MHB How Does Probability Change with Each Roll of a Loaded Die?

[Jason76]

What would be f(x) - given the below information?

A die has its six faces loaded so that P(roll is i)=K*x for x=1,2,3,4,5,6. It is rolled until an even number appears. Let X be the number of rolls needed.

K + 2K + 3K + 4K + 5K + 6K = 1

is the correct format so

21K = 1

so

K = \dfrac{1}{21}

f(x) = \dfrac{1}{21}x ??

 

[I like Serena]

What would be f(x) - given the below information?

A die has its six faces loaded so that P(roll is i)=K*x for x=1,2,3,4,5,6. It is rolled until an even number appears. Let X be the number of rolls needed.

K + 2K + 3K + 4K + 5K + 6K = 1

is the correct format so

21K = 1

so

K = \dfrac{1}{21}

f(x) = \dfrac{1}{21}x ??

Hi Jason76,

Let me take the liberty to rephrase your problem statement a bit, since I believe $i$ and $x$ are supposed to have different meanings.

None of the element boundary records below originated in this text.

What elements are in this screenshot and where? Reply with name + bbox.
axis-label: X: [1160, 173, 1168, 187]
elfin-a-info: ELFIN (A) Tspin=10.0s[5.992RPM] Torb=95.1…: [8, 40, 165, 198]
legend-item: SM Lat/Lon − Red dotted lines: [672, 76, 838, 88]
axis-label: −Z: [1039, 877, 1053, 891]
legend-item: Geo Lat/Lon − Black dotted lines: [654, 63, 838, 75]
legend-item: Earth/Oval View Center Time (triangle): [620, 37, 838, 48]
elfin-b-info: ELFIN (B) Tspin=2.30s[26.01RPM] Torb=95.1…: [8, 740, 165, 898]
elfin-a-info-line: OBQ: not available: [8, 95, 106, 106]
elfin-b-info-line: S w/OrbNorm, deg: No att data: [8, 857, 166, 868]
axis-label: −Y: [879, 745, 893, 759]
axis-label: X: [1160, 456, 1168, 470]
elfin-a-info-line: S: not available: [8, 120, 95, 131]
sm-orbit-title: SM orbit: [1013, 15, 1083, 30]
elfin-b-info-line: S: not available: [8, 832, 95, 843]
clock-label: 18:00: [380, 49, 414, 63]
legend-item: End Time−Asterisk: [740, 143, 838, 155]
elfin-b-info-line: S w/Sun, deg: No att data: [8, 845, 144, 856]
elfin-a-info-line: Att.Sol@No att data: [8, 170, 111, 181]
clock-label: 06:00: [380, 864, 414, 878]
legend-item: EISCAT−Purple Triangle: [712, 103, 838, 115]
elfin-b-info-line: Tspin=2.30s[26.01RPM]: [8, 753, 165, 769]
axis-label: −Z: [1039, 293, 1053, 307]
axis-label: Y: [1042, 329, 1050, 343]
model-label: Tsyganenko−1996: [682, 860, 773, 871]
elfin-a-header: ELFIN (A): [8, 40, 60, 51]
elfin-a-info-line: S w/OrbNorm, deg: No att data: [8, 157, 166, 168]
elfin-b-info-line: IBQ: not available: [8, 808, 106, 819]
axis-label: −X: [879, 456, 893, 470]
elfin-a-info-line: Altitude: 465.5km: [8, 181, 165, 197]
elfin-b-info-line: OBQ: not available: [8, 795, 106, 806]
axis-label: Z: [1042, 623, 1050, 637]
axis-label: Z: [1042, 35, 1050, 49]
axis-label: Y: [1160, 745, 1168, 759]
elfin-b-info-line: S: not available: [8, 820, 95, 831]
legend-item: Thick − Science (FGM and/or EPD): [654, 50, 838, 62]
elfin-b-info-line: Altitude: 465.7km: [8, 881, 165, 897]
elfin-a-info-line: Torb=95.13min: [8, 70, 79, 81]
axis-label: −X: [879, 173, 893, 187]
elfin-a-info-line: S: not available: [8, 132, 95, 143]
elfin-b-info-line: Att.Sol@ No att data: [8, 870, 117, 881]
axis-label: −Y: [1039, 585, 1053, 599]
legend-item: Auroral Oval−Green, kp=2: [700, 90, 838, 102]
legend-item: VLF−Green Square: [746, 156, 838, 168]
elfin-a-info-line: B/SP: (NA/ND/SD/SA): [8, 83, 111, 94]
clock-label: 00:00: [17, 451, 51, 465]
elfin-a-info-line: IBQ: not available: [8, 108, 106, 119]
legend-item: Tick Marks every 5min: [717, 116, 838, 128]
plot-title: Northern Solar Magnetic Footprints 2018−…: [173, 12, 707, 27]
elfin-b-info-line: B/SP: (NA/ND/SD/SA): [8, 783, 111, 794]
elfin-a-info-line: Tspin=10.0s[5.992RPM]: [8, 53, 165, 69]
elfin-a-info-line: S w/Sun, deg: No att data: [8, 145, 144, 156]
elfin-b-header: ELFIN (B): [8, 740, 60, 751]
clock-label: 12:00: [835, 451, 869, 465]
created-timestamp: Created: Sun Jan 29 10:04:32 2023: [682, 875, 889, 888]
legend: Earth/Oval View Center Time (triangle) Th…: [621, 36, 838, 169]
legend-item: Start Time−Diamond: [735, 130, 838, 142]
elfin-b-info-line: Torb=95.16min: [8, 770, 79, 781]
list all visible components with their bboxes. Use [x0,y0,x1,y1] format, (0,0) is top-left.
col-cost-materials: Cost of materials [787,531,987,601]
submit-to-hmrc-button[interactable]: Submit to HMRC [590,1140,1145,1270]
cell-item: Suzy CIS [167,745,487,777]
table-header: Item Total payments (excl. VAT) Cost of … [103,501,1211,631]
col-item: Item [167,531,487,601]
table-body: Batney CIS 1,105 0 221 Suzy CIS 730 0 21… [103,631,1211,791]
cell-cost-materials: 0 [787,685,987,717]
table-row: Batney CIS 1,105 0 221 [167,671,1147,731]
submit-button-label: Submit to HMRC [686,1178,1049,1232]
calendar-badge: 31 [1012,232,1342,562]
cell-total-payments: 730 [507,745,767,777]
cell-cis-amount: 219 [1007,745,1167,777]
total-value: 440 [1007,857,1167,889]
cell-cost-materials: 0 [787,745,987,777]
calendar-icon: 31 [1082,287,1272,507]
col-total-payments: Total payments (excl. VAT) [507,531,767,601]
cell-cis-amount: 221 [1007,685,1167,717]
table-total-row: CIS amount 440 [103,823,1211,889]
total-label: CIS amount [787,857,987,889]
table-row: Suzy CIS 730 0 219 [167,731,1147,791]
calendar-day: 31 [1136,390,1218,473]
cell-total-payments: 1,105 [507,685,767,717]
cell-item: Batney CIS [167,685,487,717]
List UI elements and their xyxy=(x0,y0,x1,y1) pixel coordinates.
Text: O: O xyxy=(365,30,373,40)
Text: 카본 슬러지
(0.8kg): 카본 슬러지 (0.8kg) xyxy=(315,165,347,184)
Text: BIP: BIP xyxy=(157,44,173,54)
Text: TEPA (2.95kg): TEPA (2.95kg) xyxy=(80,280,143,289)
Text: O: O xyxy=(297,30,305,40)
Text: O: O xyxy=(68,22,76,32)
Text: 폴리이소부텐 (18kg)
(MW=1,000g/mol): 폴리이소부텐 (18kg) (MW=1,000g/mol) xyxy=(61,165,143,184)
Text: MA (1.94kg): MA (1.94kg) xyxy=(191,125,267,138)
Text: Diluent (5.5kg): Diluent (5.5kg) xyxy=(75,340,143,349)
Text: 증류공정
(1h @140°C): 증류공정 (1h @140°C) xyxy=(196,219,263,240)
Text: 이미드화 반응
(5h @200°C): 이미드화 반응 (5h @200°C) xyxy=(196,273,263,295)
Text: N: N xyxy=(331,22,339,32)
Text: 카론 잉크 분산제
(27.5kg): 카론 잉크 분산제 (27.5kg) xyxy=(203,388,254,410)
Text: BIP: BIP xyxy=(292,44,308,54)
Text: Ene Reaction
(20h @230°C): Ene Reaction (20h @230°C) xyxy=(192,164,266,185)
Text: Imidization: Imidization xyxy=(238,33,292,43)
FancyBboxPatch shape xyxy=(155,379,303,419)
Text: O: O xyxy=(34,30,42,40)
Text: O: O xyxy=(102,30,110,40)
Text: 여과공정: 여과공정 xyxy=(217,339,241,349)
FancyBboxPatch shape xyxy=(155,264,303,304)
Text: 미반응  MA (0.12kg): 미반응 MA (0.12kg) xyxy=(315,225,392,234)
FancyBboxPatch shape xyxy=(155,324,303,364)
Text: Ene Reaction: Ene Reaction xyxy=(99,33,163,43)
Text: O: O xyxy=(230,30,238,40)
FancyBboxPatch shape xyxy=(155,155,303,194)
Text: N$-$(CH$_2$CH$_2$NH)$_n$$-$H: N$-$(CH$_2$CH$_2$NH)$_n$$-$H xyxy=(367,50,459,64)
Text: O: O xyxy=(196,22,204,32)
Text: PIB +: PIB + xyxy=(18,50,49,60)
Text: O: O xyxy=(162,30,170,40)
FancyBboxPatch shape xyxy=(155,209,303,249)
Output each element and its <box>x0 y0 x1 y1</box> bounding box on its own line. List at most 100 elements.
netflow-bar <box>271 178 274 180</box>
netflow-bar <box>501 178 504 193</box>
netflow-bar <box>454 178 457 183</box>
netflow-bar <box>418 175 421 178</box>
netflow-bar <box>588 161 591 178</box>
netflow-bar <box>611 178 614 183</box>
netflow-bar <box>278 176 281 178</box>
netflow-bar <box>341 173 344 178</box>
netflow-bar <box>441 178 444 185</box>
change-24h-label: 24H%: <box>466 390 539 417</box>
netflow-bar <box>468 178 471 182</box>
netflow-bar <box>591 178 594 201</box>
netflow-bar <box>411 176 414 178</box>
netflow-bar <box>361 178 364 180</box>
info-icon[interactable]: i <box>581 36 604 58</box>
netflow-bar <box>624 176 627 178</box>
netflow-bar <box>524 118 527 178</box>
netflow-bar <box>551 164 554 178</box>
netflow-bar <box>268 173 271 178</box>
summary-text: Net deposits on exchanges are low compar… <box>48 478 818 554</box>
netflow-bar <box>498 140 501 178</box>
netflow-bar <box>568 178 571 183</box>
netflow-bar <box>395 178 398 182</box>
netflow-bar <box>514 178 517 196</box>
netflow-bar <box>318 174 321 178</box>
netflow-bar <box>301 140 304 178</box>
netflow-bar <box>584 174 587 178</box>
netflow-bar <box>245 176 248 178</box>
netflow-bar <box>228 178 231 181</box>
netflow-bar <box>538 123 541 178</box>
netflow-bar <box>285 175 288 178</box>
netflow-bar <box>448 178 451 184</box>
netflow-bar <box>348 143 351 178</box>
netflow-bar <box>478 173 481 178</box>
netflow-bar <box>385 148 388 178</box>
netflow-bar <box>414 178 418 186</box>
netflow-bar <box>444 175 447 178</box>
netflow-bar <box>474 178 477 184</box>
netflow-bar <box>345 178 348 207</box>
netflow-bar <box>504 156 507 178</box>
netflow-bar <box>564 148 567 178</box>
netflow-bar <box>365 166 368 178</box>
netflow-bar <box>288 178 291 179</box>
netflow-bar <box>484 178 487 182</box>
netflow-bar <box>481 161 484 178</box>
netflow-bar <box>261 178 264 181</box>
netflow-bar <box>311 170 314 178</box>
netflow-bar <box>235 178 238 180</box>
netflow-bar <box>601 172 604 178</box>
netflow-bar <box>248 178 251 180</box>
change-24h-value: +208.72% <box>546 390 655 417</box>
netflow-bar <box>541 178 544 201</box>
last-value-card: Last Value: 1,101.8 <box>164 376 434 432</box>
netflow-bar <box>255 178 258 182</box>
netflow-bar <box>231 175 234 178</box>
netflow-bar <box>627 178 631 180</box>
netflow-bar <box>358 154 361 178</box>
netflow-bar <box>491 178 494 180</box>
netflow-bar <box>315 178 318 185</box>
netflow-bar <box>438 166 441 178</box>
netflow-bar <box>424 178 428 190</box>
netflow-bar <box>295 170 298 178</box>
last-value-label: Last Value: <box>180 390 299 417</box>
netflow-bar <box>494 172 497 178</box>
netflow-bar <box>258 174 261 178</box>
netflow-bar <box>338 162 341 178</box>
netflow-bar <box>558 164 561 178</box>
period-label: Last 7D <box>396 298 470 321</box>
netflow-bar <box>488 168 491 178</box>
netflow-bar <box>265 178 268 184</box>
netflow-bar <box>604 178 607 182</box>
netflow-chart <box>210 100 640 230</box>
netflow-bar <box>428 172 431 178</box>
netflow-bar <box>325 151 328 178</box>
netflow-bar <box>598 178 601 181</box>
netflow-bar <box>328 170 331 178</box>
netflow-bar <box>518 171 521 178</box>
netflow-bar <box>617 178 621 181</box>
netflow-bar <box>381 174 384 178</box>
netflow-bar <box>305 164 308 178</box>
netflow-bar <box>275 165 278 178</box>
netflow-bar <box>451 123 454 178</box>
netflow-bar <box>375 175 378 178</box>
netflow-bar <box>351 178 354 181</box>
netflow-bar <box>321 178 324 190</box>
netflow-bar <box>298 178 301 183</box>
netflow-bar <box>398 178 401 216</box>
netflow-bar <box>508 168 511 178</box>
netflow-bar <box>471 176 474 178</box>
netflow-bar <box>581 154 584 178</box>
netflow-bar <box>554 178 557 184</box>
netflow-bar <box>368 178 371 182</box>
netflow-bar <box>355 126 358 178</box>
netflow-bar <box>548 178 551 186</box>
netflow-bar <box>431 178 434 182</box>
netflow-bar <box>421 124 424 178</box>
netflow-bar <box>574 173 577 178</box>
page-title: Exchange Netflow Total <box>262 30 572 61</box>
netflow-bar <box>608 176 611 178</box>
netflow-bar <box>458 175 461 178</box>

A die has its six faces loaded so that P(roll is i)=K*i for i=1,2,3,4,5,6. It is rolled until an even number appears. Let X be the number of rolls needed.
Let $f(x)$ be the probability that $x$ rolls are needed until an even number appears.​

Does that look right to you?

It would mean that f(1) is the probability that the very first roll is even, after which we stop.

So:
f(1) = P(1st roll is even) = P(roll is 2 or 4 or 6) = P(roll is 2) + P(roll is 4) + P(roll is 6) = 2/21 + 4/21 + 6/21 = 12/21

and:
f(2) = P(1st roll is odd and 2nd roll is even) = P(1st roll is odd) P(2nd roll is even)

What would f(2) be?